Large language models (LLMs) like ChatGPT and GPT-3 excel at analyzing both natural languages, such as English, and programming languages, such as Python. This dual ability makes LLMs very useful for day-to-day work, as they accept, process, and produce both text and code. In this blog, we present simple and efficient methods for reducing the number of tokens required by GPT-3 to represent a typical Python code.
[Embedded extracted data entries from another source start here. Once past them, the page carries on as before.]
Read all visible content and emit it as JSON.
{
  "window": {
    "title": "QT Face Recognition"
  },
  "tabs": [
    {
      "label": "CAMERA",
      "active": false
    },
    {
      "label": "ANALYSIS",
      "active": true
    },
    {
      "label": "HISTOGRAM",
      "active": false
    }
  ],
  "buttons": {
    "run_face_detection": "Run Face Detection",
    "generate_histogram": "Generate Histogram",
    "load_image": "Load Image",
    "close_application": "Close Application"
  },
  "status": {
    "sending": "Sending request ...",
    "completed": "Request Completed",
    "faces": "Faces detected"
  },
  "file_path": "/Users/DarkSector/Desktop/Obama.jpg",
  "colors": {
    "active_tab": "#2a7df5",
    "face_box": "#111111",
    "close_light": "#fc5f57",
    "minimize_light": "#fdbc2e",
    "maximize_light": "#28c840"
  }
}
All the proposed methods are available on GitHub.
Introduction – Code Tokenization
LLMs like GPT-3 employ a tokenizer – a pre-processing component that divides a text into words or sub-words, which are then converted to tokens via a look-up table. For example, the sentence “My favorite color is indigo.” is converted by a GPT-3 tokenizer to seven tokens:
Figure 1 : Tokens of natural language. Example generated from here.
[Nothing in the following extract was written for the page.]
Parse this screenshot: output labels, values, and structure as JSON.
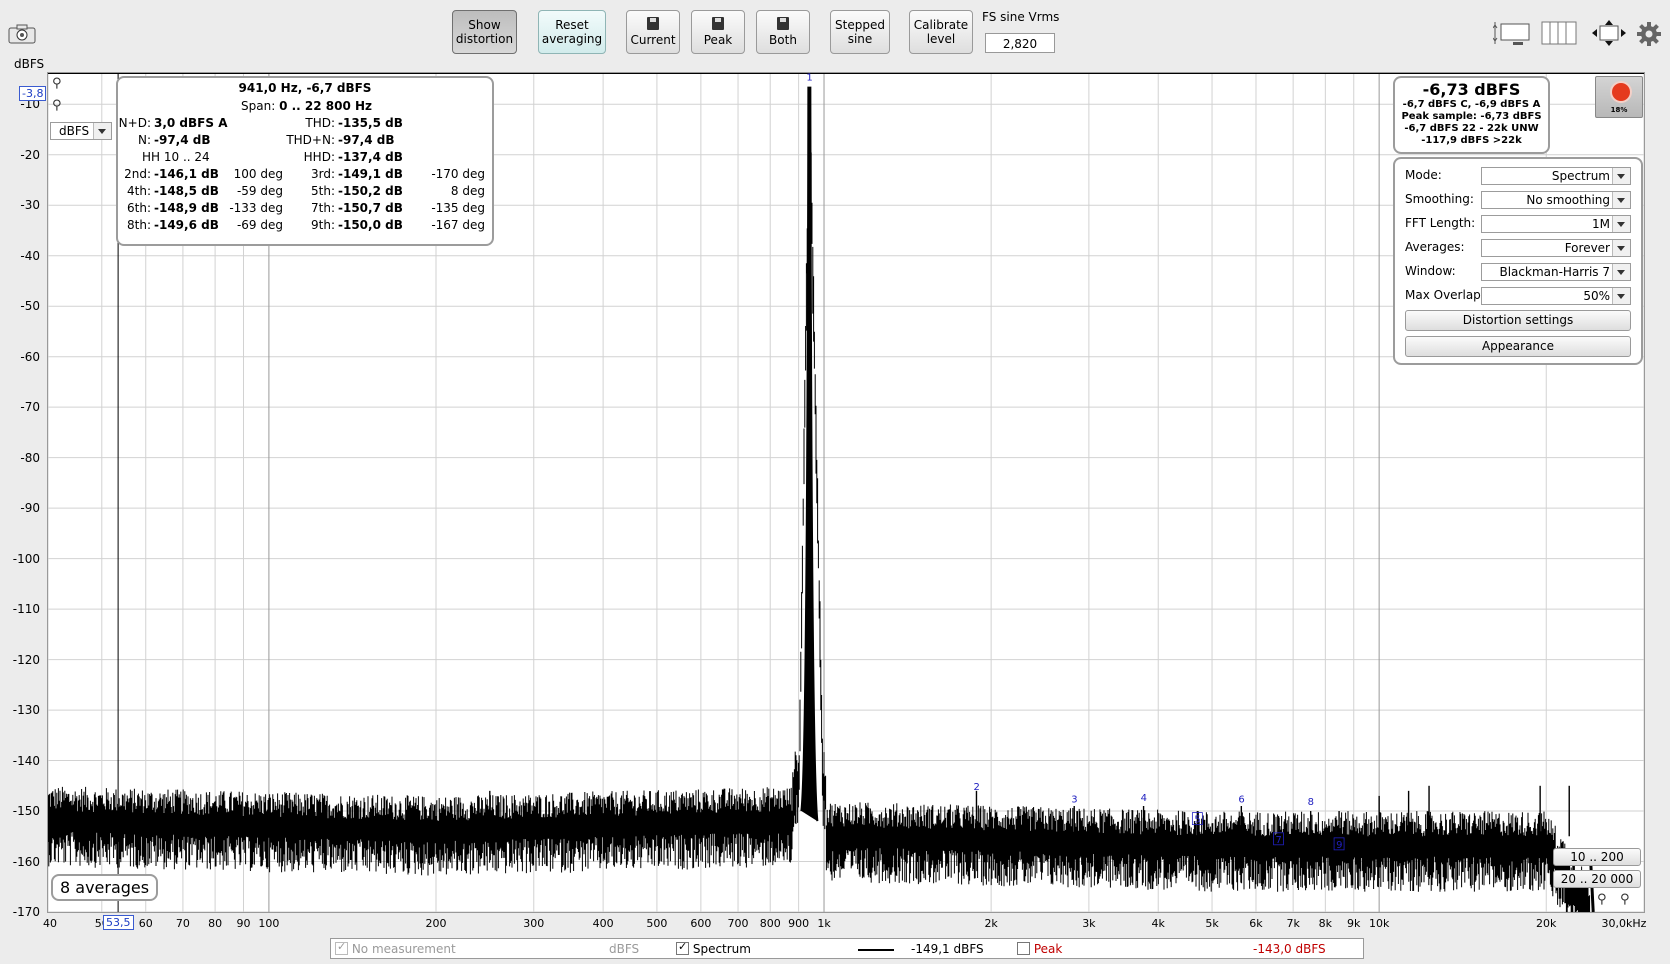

As shown in Figure 1, the tokenizer replaced the first four words (with whitespace before) by a dedicated token. The word ‘indigo’ was split into two tokens due to sub-word tokenization. The dot character in the end was also converted to a token.
An LLM can only accept a limited number of input tokens. Furthermore, for commercial LLMs such as GPT-3, the pricing is done per input (and output) tokens. GPT-3 Davinci model, for example, costs 0.02$ per 1000 tokens. As a result, reducing the number of input tokens for an LLM translates to cost reduction.
When converting natural language text to tokens, we have little flexibility or control over the tokenization process. When converting Python code to tokens, the situation is different. Let’s consider an example. Figure 2 illustrates the tokenization results of a simple Python class. The class has 528 characters in total, which are converted into 215 tokens. Examining the tokenization process reveals that each space at the start of a Python line is converted to a different token (!). This type of conversion is highly inefficient for indent-based language, like Python.
Figure 2: Tokens of simple Python class. Example generated from here
Case Study – Code Tabification
Luckily, there’s something we can do to reduce the number of tokens – Code Tabification. With Code Tabification, we simply replace groups of spaces by tabs. If we convert spaces at the beginning of a python code by tab characters (‘ ‘ -> ‘\t’), we can significantly reduce the number of code tokens, while fully preserving the code’s functionality and readability. Figure 3 depicts the class tokens after Code Tabification.
Figure 3: Tokens of a simple Python class after Code Tabification. Example generated from here
We see from Figure 3 that Code Tabification reduced the number of tokens by 30% (151/215). Since Python is an indent-based language, Code Tabification will have a similar effect on almost any piece of Python code.
Since tab-indented Python code is perfectly legal and fairly common, the LLM’s performance should not be degraded. In fact, it might even be enhanced by the shorter and more concise token representation.
Additional Token-Minimization Techniques
Code Tabification is easy to implement, highly effective, and preserves the code functionality and readability. Additional token-minimization techniques that preserve the code functionality, and don’t significantly affect the readability, include:
- Combining imports (‘import a; import b’ -> ‘import a,b’)
- Combining newline characters (‘\n\n’->’\n’)
- Removing trailing spaces at the end of lines (‘\n’->’\n’)
Note that there are other functionality-preserving methods for compressing a Python code, like removing type hints, removing comments, removing pass statements, renaming local variables, eliminating spaces and newlines, and more. However, these transformations reduce the code readability, and may impair the LLM’s ability to understand and process the code.
What About Code-Oriented Models?
In addition to general LLMs such as ChatGPT and GPT-3, there are also code-oriented models like Codex. Code-oriented models were trained specifically for code, and their tokenizers are also tailored for code processing.
Figure 4 shows an example for tokenization of a code-oriented model. As can be seen, the code-oriented tokenizer automatically converted 4-spaces to a single token. Hence, code-oriented models don’t require the Code Tabification operation. Other optimizations, such as newline compression, were also performed automatically by the Codex tokenizer.
Figure 4: Tokens of a simple Python class with code-oriented tokenizer (Codex). Example generated from here
However, code-oriented models are best suited for plain code generation. For tasks where the input or output is a combination of text and code, such as explaining a piece of code or generating code in response to a complicated natural language prompt, general LLMs like ChatGPT and GPT-3 may perform better. Furthermore, code-oriented models are usually slower, and more expensive.
Conclusion
In this blog post, we proposed efficient and simple techniques for reducing the number of GPT-3 tokens for Python code. We placed special emphasis on techniques that preserve both functionality and readability of the code. All the proposed methods are available on GitHub.